Re: ETXTBSY window in __fput

Al Viro <viro@xxxxxxxxxxxxxxxxxx> · Tue, 26 Aug 2025 23:00:33 +0100

On Wed, Aug 27, 2025 at 12:05:38AM +0300, Alexander Monakov wrote:
> Dear fs hackers,
> 
> I suspect there's an unfortunate race window in __fput where file locks are
> dropped (locks_remove_file) prior to decreasing writer refcount
> (put_file_access).
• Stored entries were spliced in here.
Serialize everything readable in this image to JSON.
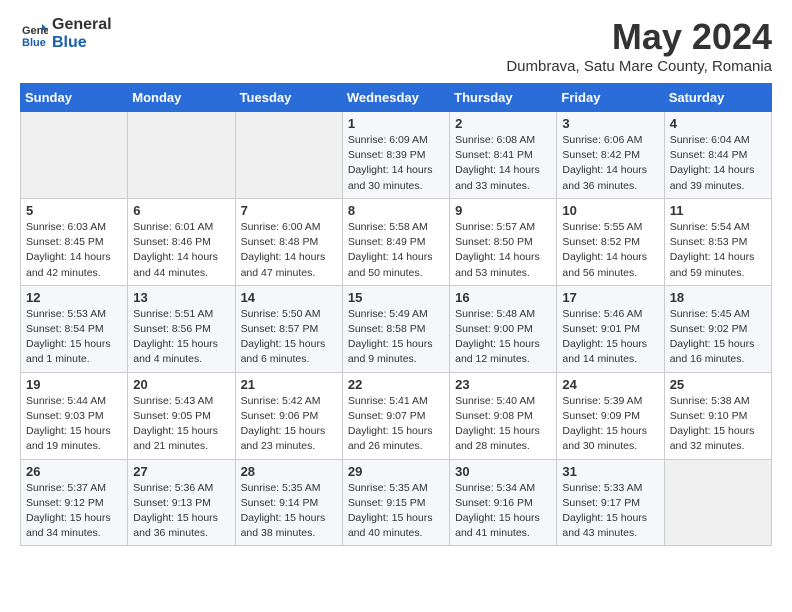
{
  "header": {
    "logo_general": "General",
    "logo_blue": "Blue",
    "title": "May 2024",
    "subtitle": "Dumbrava, Satu Mare County, Romania"
  },
  "days_of_week": [
    "Sunday",
    "Monday",
    "Tuesday",
    "Wednesday",
    "Thursday",
    "Friday",
    "Saturday"
  ],
  "weeks": [
    [
      {
        "day": "",
        "info": ""
      },
      {
        "day": "",
        "info": ""
      },
      {
        "day": "",
        "info": ""
      },
      {
        "day": "1",
        "info": "Sunrise: 6:09 AM\nSunset: 8:39 PM\nDaylight: 14 hours\nand 30 minutes."
      },
      {
        "day": "2",
        "info": "Sunrise: 6:08 AM\nSunset: 8:41 PM\nDaylight: 14 hours\nand 33 minutes."
      },
      {
        "day": "3",
        "info": "Sunrise: 6:06 AM\nSunset: 8:42 PM\nDaylight: 14 hours\nand 36 minutes."
      },
      {
        "day": "4",
        "info": "Sunrise: 6:04 AM\nSunset: 8:44 PM\nDaylight: 14 hours\nand 39 minutes."
      }
    ],
    [
      {
        "day": "5",
        "info": "Sunrise: 6:03 AM\nSunset: 8:45 PM\nDaylight: 14 hours\nand 42 minutes."
      },
      {
        "day": "6",
        "info": "Sunrise: 6:01 AM\nSunset: 8:46 PM\nDaylight: 14 hours\nand 44 minutes."
      },
      {
        "day": "7",
        "info": "Sunrise: 6:00 AM\nSunset: 8:48 PM\nDaylight: 14 hours\nand 47 minutes."
      },
      {
        "day": "8",
        "info": "Sunrise: 5:58 AM\nSunset: 8:49 PM\nDaylight: 14 hours\nand 50 minutes."
      },
      {
        "day": "9",
        "info": "Sunrise: 5:57 AM\nSunset: 8:50 PM\nDaylight: 14 hours\nand 53 minutes."
      },
      {
        "day": "10",
        "info": "Sunrise: 5:55 AM\nSunset: 8:52 PM\nDaylight: 14 hours\nand 56 minutes."
      },
      {
        "day": "11",
        "info": "Sunrise: 5:54 AM\nSunset: 8:53 PM\nDaylight: 14 hours\nand 59 minutes."
      }
    ],
    [
      {
        "day": "12",
        "info": "Sunrise: 5:53 AM\nSunset: 8:54 PM\nDaylight: 15 hours\nand 1 minute."
      },
      {
        "day": "13",
        "info": "Sunrise: 5:51 AM\nSunset: 8:56 PM\nDaylight: 15 hours\nand 4 minutes."
      },
      {
        "day": "14",
        "info": "Sunrise: 5:50 AM\nSunset: 8:57 PM\nDaylight: 15 hours\nand 6 minutes."
      },
      {
        "day": "15",
        "info": "Sunrise: 5:49 AM\nSunset: 8:58 PM\nDaylight: 15 hours\nand 9 minutes."
      },
      {
        "day": "16",
        "info": "Sunrise: 5:48 AM\nSunset: 9:00 PM\nDaylight: 15 hours\nand 12 minutes."
      },
      {
        "day": "17",
        "info": "Sunrise: 5:46 AM\nSunset: 9:01 PM\nDaylight: 15 hours\nand 14 minutes."
      },
      {
        "day": "18",
        "info": "Sunrise: 5:45 AM\nSunset: 9:02 PM\nDaylight: 15 hours\nand 16 minutes."
      }
    ],
    [
      {
        "day": "19",
        "info": "Sunrise: 5:44 AM\nSunset: 9:03 PM\nDaylight: 15 hours\nand 19 minutes."
      },
      {
        "day": "20",
        "info": "Sunrise: 5:43 AM\nSunset: 9:05 PM\nDaylight: 15 hours\nand 21 minutes."
      },
      {
        "day": "21",
        "info": "Sunrise: 5:42 AM\nSunset: 9:06 PM\nDaylight: 15 hours\nand 23 minutes."
      },
      {
        "day": "22",
        "info": "Sunrise: 5:41 AM\nSunset: 9:07 PM\nDaylight: 15 hours\nand 26 minutes."
      },
      {
        "day": "23",
        "info": "Sunrise: 5:40 AM\nSunset: 9:08 PM\nDaylight: 15 hours\nand 28 minutes."
      },
      {
        "day": "24",
        "info": "Sunrise: 5:39 AM\nSunset: 9:09 PM\nDaylight: 15 hours\nand 30 minutes."
      },
      {
        "day": "25",
        "info": "Sunrise: 5:38 AM\nSunset: 9:10 PM\nDaylight: 15 hours\nand 32 minutes."
      }
    ],
    [
      {
        "day": "26",
        "info": "Sunrise: 5:37 AM\nSunset: 9:12 PM\nDaylight: 15 hours\nand 34 minutes."
      },
      {
        "day": "27",
        "info": "Sunrise: 5:36 AM\nSunset: 9:13 PM\nDaylight: 15 hours\nand 36 minutes."
      },
      {
        "day": "28",
        "info": "Sunrise: 5:35 AM\nSunset: 9:14 PM\nDaylight: 15 hours\nand 38 minutes."
      },
      {
        "day": "29",
        "info": "Sunrise: 5:35 AM\nSunset: 9:15 PM\nDaylight: 15 hours\nand 40 minutes."
      },
      {
        "day": "30",
        "info": "Sunrise: 5:34 AM\nSunset: 9:16 PM\nDaylight: 15 hours\nand 41 minutes."
      },
      {
        "day": "31",
        "info": "Sunrise: 5:33 AM\nSunset: 9:17 PM\nDaylight: 15 hours\nand 43 minutes."
      },
      {
        "day": "",
        "info": ""
      }
    ]
  ]
}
If I'm not mistaken, this window is observable and it
> breaks a solution to ETXTBSY problem on exec'ing a just-written file, explained
> in more detail below.
> 
> The program demonstrating the problem is attached (a slightly modified version
> of the demo given by Russ Cox on the Go issue tracker, see URL in first line).
> It makes 20 threads, each executing an infinite loop doing the following:
> 
> 1) open an fd for writing with O_CLOEXEC
> 2) write executable code into it
> 3) close it
> 4) fork
> 5) in the child, attempt to execve the just-written file
> 
> If you compile it with -DNOWAIT, you'll see that execve often fails with
> ETXTBSY. This happens if another thread forked while we were holding an open fd
> between steps 1 and 3, our fd "leaked" in that child, and then we reached our
> step 5 before that child did execve (at which point the leaked fd would be
> closed thanks to O_CLOEXEC).

Egads...  Let me get it straight - you have a bunch of threads sharing descriptor
tables and some of them are forking (or cloning without shared descriptor tables)
while that is going on?

Frankly, in such situation I would spawn a thread for that, did unshare(CLONE_FILES)
in it, replaced the binary and buggered off, with parent waiting for it to complete.